Con una lunga e suggestiva parabola, il Signore Gesù radicalizza l’antico codice di santità, portando fino alle estreme conseguenze la disponibilità che siamo sempre chiamati a conservare e maturare verso il nostro prossimo, anche e soprattutto quando si pone di fronte a noi come “nemico”. Nell’immagine solenne di un universale e conclusivo giudizio, possiamo riconoscere, in realtà, la particolare conclusione di ogni giudizio incompatibile con l’inviolabile parametro dell’attenzione ai «più piccoli» e alle più piccole realtà di ogni giorno:
«In verità io vi dico: tutto quello che avete fatto a uno solo di questi miei fratelli più piccoli, l’avete fatto a me» (Mt 25,40).
Anziché orientare lo sguardo a irraggiungibili altezze, la Quaresima ci fa subito piegare gli occhi verso il basso, verso le pieghe poco appariscenti del quotidiano, in cui dobbiamo riconoscere il grande deserto dove si diventa discepoli del Regno e interpreti del Vangelo. Il fatto che tanto i giusti quanto gli empi resteranno sorpresi di essere giudicati su qualcosa che non ricordano di aver omesso o compiuto, ci dice come la nostra capacità di voler bene debba diventare qualcosa di estremamente naturale e spontaneo per poter essere e dirsi autentica, quasi un’attitudine di cui non si deve e non si può essere fino in fondo consapevoli:
«Quando (mai) ti abbiamo visto…?» (25,37.38.39.44).

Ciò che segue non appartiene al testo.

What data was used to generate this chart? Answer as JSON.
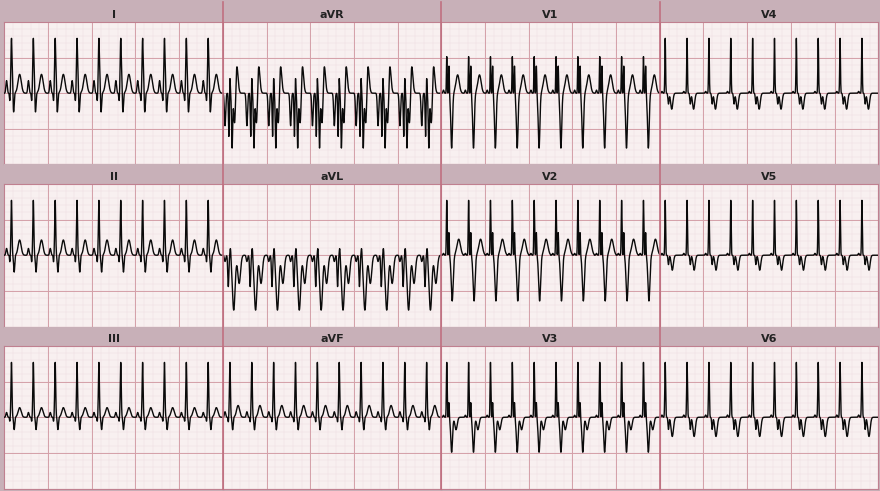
{
  "bg_color": "#f8f0f0",
  "grid_major_color": "#d4a0a8",
  "grid_minor_color": "#eddde0",
  "line_color": "#0a0a0a",
  "border_color": "#c08090",
  "separator_color": "#c07080",
  "label_color": "#222222",
  "fig_bg": "#c8b0b8",
  "header_bg": "#c8b0b8",
  "rows": 3,
  "cols": 4,
  "leads": [
    [
      "I",
      "aVR",
      "V1",
      "V4"
    ],
    [
      "II",
      "aVL",
      "V2",
      "V5"
    ],
    [
      "III",
      "aVF",
      "V3",
      "V6"
    ]
  ],
  "figsize": [
    8.8,
    4.91
  ],
  "dpi": 100
}
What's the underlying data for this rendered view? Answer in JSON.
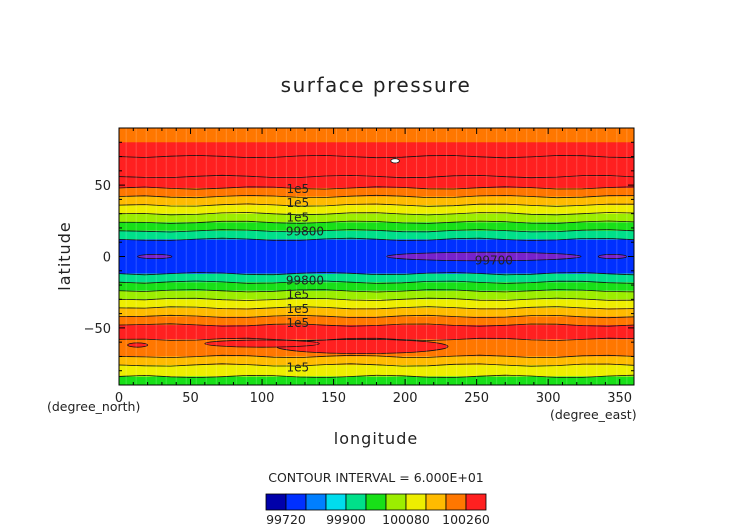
{
  "chart_data": {
    "type": "heatmap",
    "title": "surface pressure",
    "xlabel": "longitude",
    "ylabel": "latitude",
    "x_unit": "(degree_east)",
    "y_unit": "(degree_north)",
    "xlim": [
      0,
      360
    ],
    "ylim": [
      -90,
      90
    ],
    "x_ticks": [
      "0",
      "50",
      "100",
      "150",
      "200",
      "250",
      "300",
      "350"
    ],
    "y_ticks": [
      "50",
      "0",
      "−50"
    ],
    "contour_interval_text": "CONTOUR INTERVAL = 6.000E+01",
    "contour_interval": 60,
    "levels": [
      99660,
      99720,
      99780,
      99840,
      99900,
      99960,
      100020,
      100080,
      100140,
      100200,
      100260,
      100320
    ],
    "colorbar_labels": [
      "99720",
      "99900",
      "100080",
      "100260"
    ],
    "colors": [
      "#0000aa",
      "#0030ff",
      "#007fff",
      "#00ddee",
      "#00e08a",
      "#18e018",
      "#9cee00",
      "#eeee00",
      "#ffbb00",
      "#ff7700",
      "#ff2020"
    ],
    "band_tops_lat": [
      -84,
      -76,
      -70,
      -58,
      -48,
      -42,
      -36,
      -30,
      -24,
      -18,
      -12,
      12,
      18,
      24,
      30,
      36,
      42,
      48,
      56,
      70
    ],
    "band_colors": [
      "#18e018",
      "#eeee00",
      "#ffbb00",
      "#ff7700",
      "#ff2020",
      "#ff7700",
      "#ffbb00",
      "#eeee00",
      "#9cee00",
      "#18e018",
      "#00e08a",
      "#0030ff",
      "#00e08a",
      "#18e018",
      "#9cee00",
      "#eeee00",
      "#ffbb00",
      "#ff7700",
      "#ff2020",
      "#ff7700"
    ],
    "north_red_top_lat": 80,
    "contour_labels": [
      {
        "text": "1e5",
        "lon": 125,
        "lat": 47
      },
      {
        "text": "1e5",
        "lon": 125,
        "lat": 37
      },
      {
        "text": "1e5",
        "lon": 125,
        "lat": 27
      },
      {
        "text": "99800",
        "lon": 130,
        "lat": 17
      },
      {
        "text": "99700",
        "lon": 262,
        "lat": -3
      },
      {
        "text": "99800",
        "lon": 130,
        "lat": -17
      },
      {
        "text": "1e5",
        "lon": 125,
        "lat": -27
      },
      {
        "text": "1e5",
        "lon": 125,
        "lat": -37
      },
      {
        "text": "1e5",
        "lon": 125,
        "lat": -47
      },
      {
        "text": "1e5",
        "lon": 125,
        "lat": -78
      }
    ]
  }
}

L’amore reale verso il prossimo non è da intendersi come un obbligo da adempiere per astratte questioni di giustizia, ma come un’attenzione al bisogno dell’altro che si compie senza troppa premeditazione, senza nemmeno avere l’intenzione di fare qualcosa di più rispetto a ciò che si sta semplicemente compiendo. La conversione di santità a cui la Quaresima tende non si realizza attraverso gesti con i quali cerchiamo di sentirci e mostrarci più buoni di quello che siamo, ma attraverso atti di “spontanea” e squisita carità con cui si restituisce un amore gratuitamente ricevuto. Per questo il codice di santità dell’Antico e Nuovo Testamento non può essere interpretato con troppo protagonismo, ma solo a partire da un occhio allenato a volgere lo sguardo e l’attenzione ai «più piccoli», nei quali si nasconde sempre la presenza di Colui che si è fatto “più piccolo” per farci diventare tutti “più grandi” nell’amore.